GridOto.com - Telah diberitakan sebelumnya bahwa waktu inden Suzuki Jimny sudah melebihi 20 tahun.
Meskipun begitu, Dony Saputra selaku 4W Marketing Director PT SIS mengungkapkan, bahwa masih banyak calon konsumen yang bersikukuh memesan Suzuki Jimny.
Di satu sisi, hal tersebut tentu menggembirakan bagi SIS, tapi di lain sisi, hal tersebut juga membuat mereka kebingungan.

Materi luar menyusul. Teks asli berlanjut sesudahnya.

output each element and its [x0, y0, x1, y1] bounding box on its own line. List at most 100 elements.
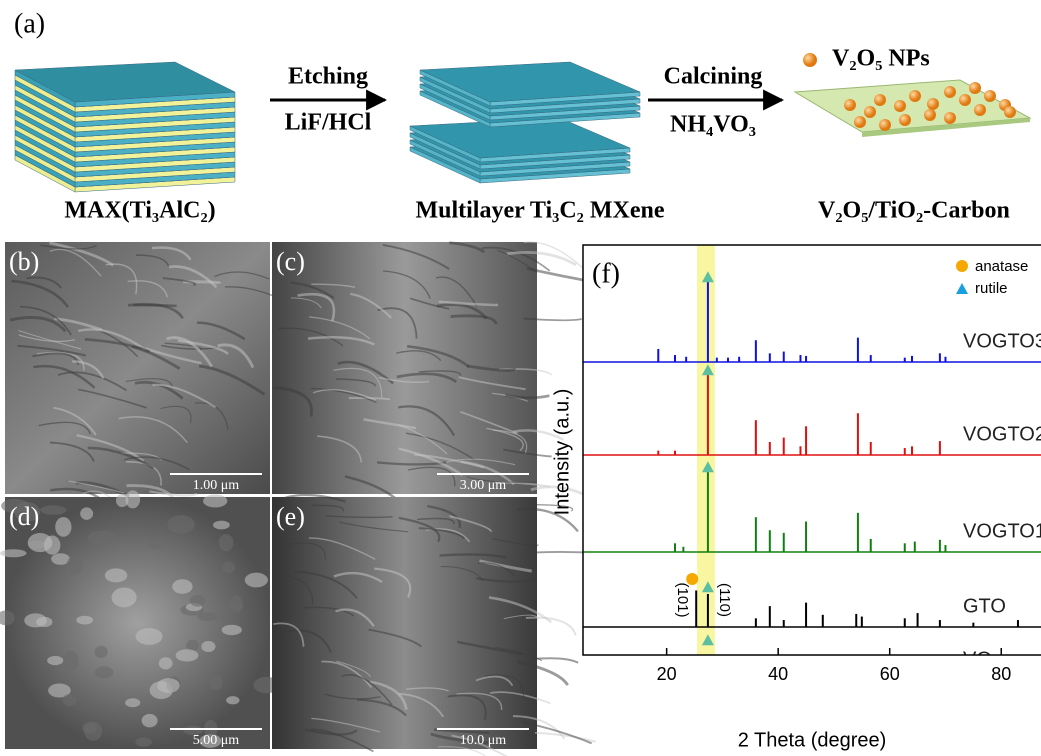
- xrd-chart: VOGTO3 VOGTO2 VOGTO1 GTO VO (101) (110) 20 40 60 8…: [551, 245, 1041, 751]
- nanoparticle: [844, 99, 856, 111]
- texture: [142, 714, 158, 727]
- y-axis-label: Intensity (a.u.): [551, 389, 573, 516]
- sem-image: [272, 242, 537, 494]
- sem-images: (b) 1.00 μm (c) 3.00 μm (d) 5.00 μm (e) 10.0 μm: [0, 242, 602, 756]
- texture: [225, 602, 243, 610]
- texture: [210, 675, 223, 691]
- nanoparticle: [864, 106, 876, 118]
- peak-label: (101): [674, 582, 691, 617]
- nanoparticle: [974, 104, 986, 116]
- nanoparticle: [879, 119, 891, 131]
- legend-label: V₂O₅ NPs: [832, 46, 930, 72]
- nanoparticle: [924, 109, 936, 121]
- nanoparticle: [944, 112, 956, 124]
- page: (a) Etching LiF/HCl Calcining NH₄VO₃ V₂O…: [0, 0, 1041, 756]
- nanoparticle: [899, 114, 911, 126]
- legend-np: [803, 53, 817, 67]
- nanoparticle: [944, 86, 956, 98]
- texture: [226, 696, 239, 704]
- texture: [190, 595, 206, 607]
- step-label: LiF/HCl: [285, 110, 372, 136]
- step-label: NH₄VO₃: [670, 112, 756, 138]
- peak-label: (110): [716, 583, 733, 617]
- texture: [245, 573, 268, 588]
- texture: [24, 613, 47, 627]
- texture: [95, 666, 114, 678]
- panel-label: (b): [9, 247, 39, 276]
- nanoparticle: [1004, 106, 1016, 118]
- scale-label: 5.00 μm: [193, 733, 240, 748]
- texture: [167, 515, 195, 533]
- texture: [176, 649, 199, 661]
- panel-label: (c): [276, 247, 305, 276]
- texture: [76, 616, 93, 625]
- legend-marker: [956, 260, 968, 272]
- nanoparticle: [874, 94, 886, 106]
- texture: [105, 568, 128, 582]
- scale-label: 10.0 μm: [460, 733, 507, 748]
- material-label: MAX(Ti₃AlC₂): [64, 198, 215, 224]
- texture: [201, 641, 215, 652]
- highlight-band: [697, 245, 715, 655]
- texture: [84, 722, 102, 741]
- nanoparticle: [854, 116, 866, 128]
- schematic: [15, 62, 1030, 192]
- figure: (a) Etching LiF/HCl Calcining NH₄VO₃ V₂O…: [0, 0, 1041, 756]
- nanoparticle: [894, 100, 906, 112]
- texture: [116, 494, 128, 507]
- series-label: VOGTO2: [963, 423, 1041, 445]
- texture: [213, 521, 230, 530]
- x-tick-label: 60: [880, 664, 900, 684]
- texture: [222, 625, 242, 635]
- texture: [136, 628, 163, 645]
- series-label: VO: [963, 648, 992, 670]
- plot-area: [583, 245, 1041, 655]
- series-label: VOGTO3: [963, 330, 1041, 352]
- texture: [203, 495, 227, 508]
- x-axis-label: 2 Theta (degree): [738, 729, 887, 751]
- texture: [172, 579, 192, 594]
- nanoparticle: [969, 82, 981, 94]
- panel-label: (d): [9, 502, 39, 531]
- series-label: VOGTO1: [963, 520, 1041, 542]
- texture: [157, 678, 179, 693]
- texture: [47, 656, 63, 665]
- nanoparticle: [927, 98, 939, 110]
- nanoparticle: [959, 94, 971, 106]
- texture: [44, 536, 60, 555]
- texture: [66, 556, 82, 575]
- legend-label: rutile: [975, 280, 1008, 297]
- material-label: Multilayer Ti₃C₂ MXene: [415, 198, 664, 224]
- texture: [40, 505, 66, 515]
- panel-label: (f): [592, 258, 620, 289]
- scale-label: 1.00 μm: [193, 478, 240, 493]
- texture: [0, 549, 27, 557]
- texture: [55, 517, 71, 537]
- texture: [94, 646, 107, 658]
- texture: [63, 651, 79, 671]
- step-label: Etching: [288, 64, 368, 90]
- texture: [88, 531, 116, 545]
- x-tick-label: 80: [991, 664, 1011, 684]
- legend-label: anatase: [975, 258, 1028, 275]
- panel-label: (a): [14, 8, 45, 39]
- series-label: GTO: [963, 595, 1006, 617]
- texture: [112, 587, 137, 607]
- sem-image: [272, 497, 537, 749]
- x-tick-label: 40: [768, 664, 788, 684]
- material-label: V₂O₅/TiO₂-Carbon: [818, 198, 1010, 224]
- nanoparticle: [984, 90, 996, 102]
- texture: [135, 737, 152, 746]
- texture: [63, 694, 77, 706]
- panel-label: (e): [276, 502, 305, 531]
- step-label: Calcining: [664, 64, 763, 90]
- texture: [125, 698, 140, 707]
- texture: [219, 534, 234, 551]
- texture: [149, 538, 162, 548]
- texture: [159, 657, 173, 669]
- nanoparticle: [909, 90, 921, 102]
- texture: [80, 507, 93, 519]
- x-tick-label: 20: [657, 664, 677, 684]
- scale-label: 3.00 μm: [460, 478, 507, 493]
- texture: [223, 561, 235, 573]
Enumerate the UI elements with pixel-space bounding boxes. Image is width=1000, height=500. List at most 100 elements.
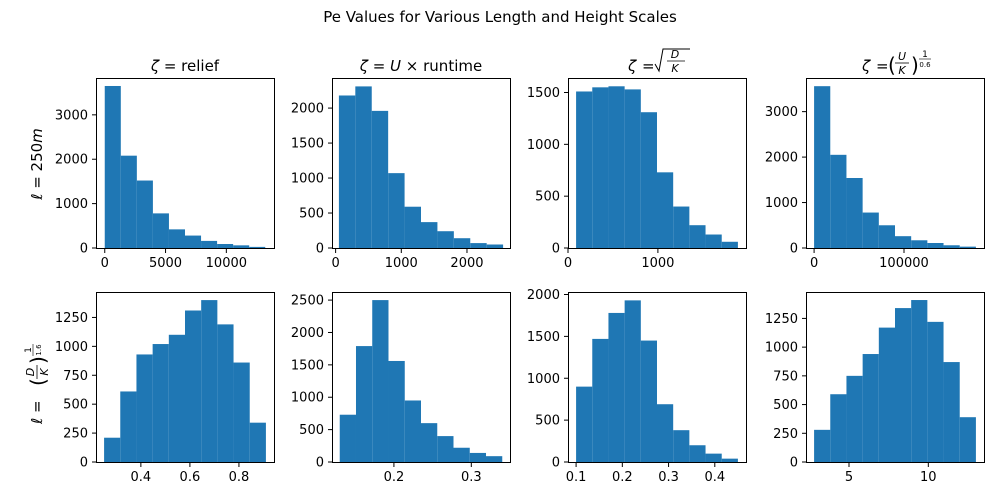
subplot-r1-c3: 5 10 0 250 500 750 1000 1250 xyxy=(765,293,985,486)
y-tick-label: 2000 xyxy=(291,326,324,341)
x-tick-label: 2000 xyxy=(450,256,483,271)
histogram-bar xyxy=(355,86,371,248)
histogram-bar xyxy=(846,178,862,248)
figure-suptitle: Pe Values for Various Length and Height … xyxy=(323,8,677,26)
subplot-r1-c0: 0.4 0.6 0.8 0 250 500 750 1000 1250 xyxy=(55,293,275,486)
svg-text:D: D xyxy=(24,368,37,376)
histogram-bar xyxy=(454,238,470,248)
histogram-bar xyxy=(153,344,169,462)
svg-text:ℓ = 250m: ℓ = 250m xyxy=(28,128,46,201)
x-tick-label: 0.3 xyxy=(461,470,482,485)
svg-text:0.6: 0.6 xyxy=(919,61,931,69)
histogram-bar xyxy=(608,86,624,248)
histogram-bar xyxy=(169,229,185,248)
x-tick-label: 0.4 xyxy=(131,470,152,485)
histogram-bar xyxy=(372,300,388,462)
subplot-title-relief: ζ = relief xyxy=(150,57,220,75)
histogram-bar xyxy=(592,339,608,462)
svg-text:(: ( xyxy=(888,53,896,77)
histogram-bar xyxy=(121,156,137,248)
x-tick-label: 0.8 xyxy=(229,470,250,485)
x-tick-label: 0 xyxy=(564,256,572,271)
x-tick-label: 0.6 xyxy=(180,470,201,485)
histogram-bar xyxy=(625,89,641,248)
histogram-bar xyxy=(169,335,185,462)
y-tick-label: 0 xyxy=(316,456,324,471)
y-tick-label: 1000 xyxy=(527,372,560,387)
histogram-bar xyxy=(105,86,121,248)
y-tick-label: 0 xyxy=(316,242,324,257)
svg-text:): ) xyxy=(26,356,50,364)
y-tick-label: 3000 xyxy=(765,105,798,120)
y-tick-label: 1500 xyxy=(527,86,560,101)
x-tick-label: 0 xyxy=(331,256,339,271)
x-tick-label: 0 xyxy=(101,256,109,271)
histogram-bar xyxy=(592,87,608,248)
y-tick-label: 1250 xyxy=(765,312,798,327)
histogram-bar xyxy=(960,417,976,462)
y-tick-label: 500 xyxy=(535,414,560,429)
y-tick-label: 1000 xyxy=(291,391,324,406)
histogram-bar xyxy=(927,322,943,462)
histogram-bar xyxy=(201,300,217,462)
histogram-bar xyxy=(927,243,943,248)
subplot-title-runtime: ζ = U × runtime xyxy=(359,57,482,75)
histogram-bar xyxy=(217,324,233,462)
y-tick-label: 750 xyxy=(773,369,798,384)
svg-text:ζ: ζ xyxy=(627,57,637,75)
histogram-bar xyxy=(706,235,722,248)
histogram-bar xyxy=(863,354,879,462)
histogram-bar xyxy=(421,423,437,462)
row-label-250m: ℓ = 250m xyxy=(28,128,46,201)
histogram-bar xyxy=(830,394,846,462)
svg-text:K: K xyxy=(898,64,906,77)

“Kalau tidak kami terima itu konsumen loyal kami, kalau diterima janji delivery kami juga susah, karena nomor antrean mereka sudah sangat panjang,” aku pria yang akran disapa Dony di kawasan SCBD, Jakarta Selatan (20/12/2019).
(Baca Juga: Indent Suzuki Jimny di Sulsel Capai 102 Unit, Dijatah 12 Unit Per Tahun, Pemesan Bisa Nunggu Sewindu!)
Kelangkaan ini memang tidak hanya terjadi di Indonesia.
Dony juga menjelaskan, bahwa nilai sejarah Suzuki Jimny di Indonesia membuat SUV mungil tersebut lebih ‘bernilai’ di mata konsumen Tanah Air.
Oleh karena itu, pihak SIS telah menyiapkan strategi khusus untuk memastikan setiap Suzuki Jimny yang tiba di Indonesia, akan jatuh ke tangan mereka yang memang cinta dengan mobil tersebut.
“Punya duit doang belum tentu bisa beli Jimny, yang punya ini harus cinta, karena kalau cinta pasti mau nunggu, mau sabar, ini mainnya perasaan,” tukas Dony.
“Karena itulah kami juga men-treat produk ini secara emosional, jadi kami meminta ke dealer-dealer untuk mengutamakan pelanggan setia Suzuki,” imbuhnya.
(Baca Juga: Body Kit Baru DAMD Untuk Suzuki Jimny Sierra, Harganya Rp 50 Juta!)
Pelanggan setia yang ia maksud adalah mereka yang telah beberapa kali membeli produk Suzuki.
Sehingga mereka yang memang loyal terhadap brand dan mencintai mobil-mobil Suzuki dapat menikmati Suzuki Jimny lebih awal.
Dony juga menambahkan, bahwa mereka yang memang mencintai produk compact SUV dari Suzuki itu untuk membeli Suzuki Jimny dari APM.
“Tolong beli dari APM walaupun lama, karena secara spesifikasi sudah kita set sesuai dengan Indonesia,” kata Dony.
“Jangan support penyelundup, selundupan itu mah nafsu, bukan cinta,” tutupnya.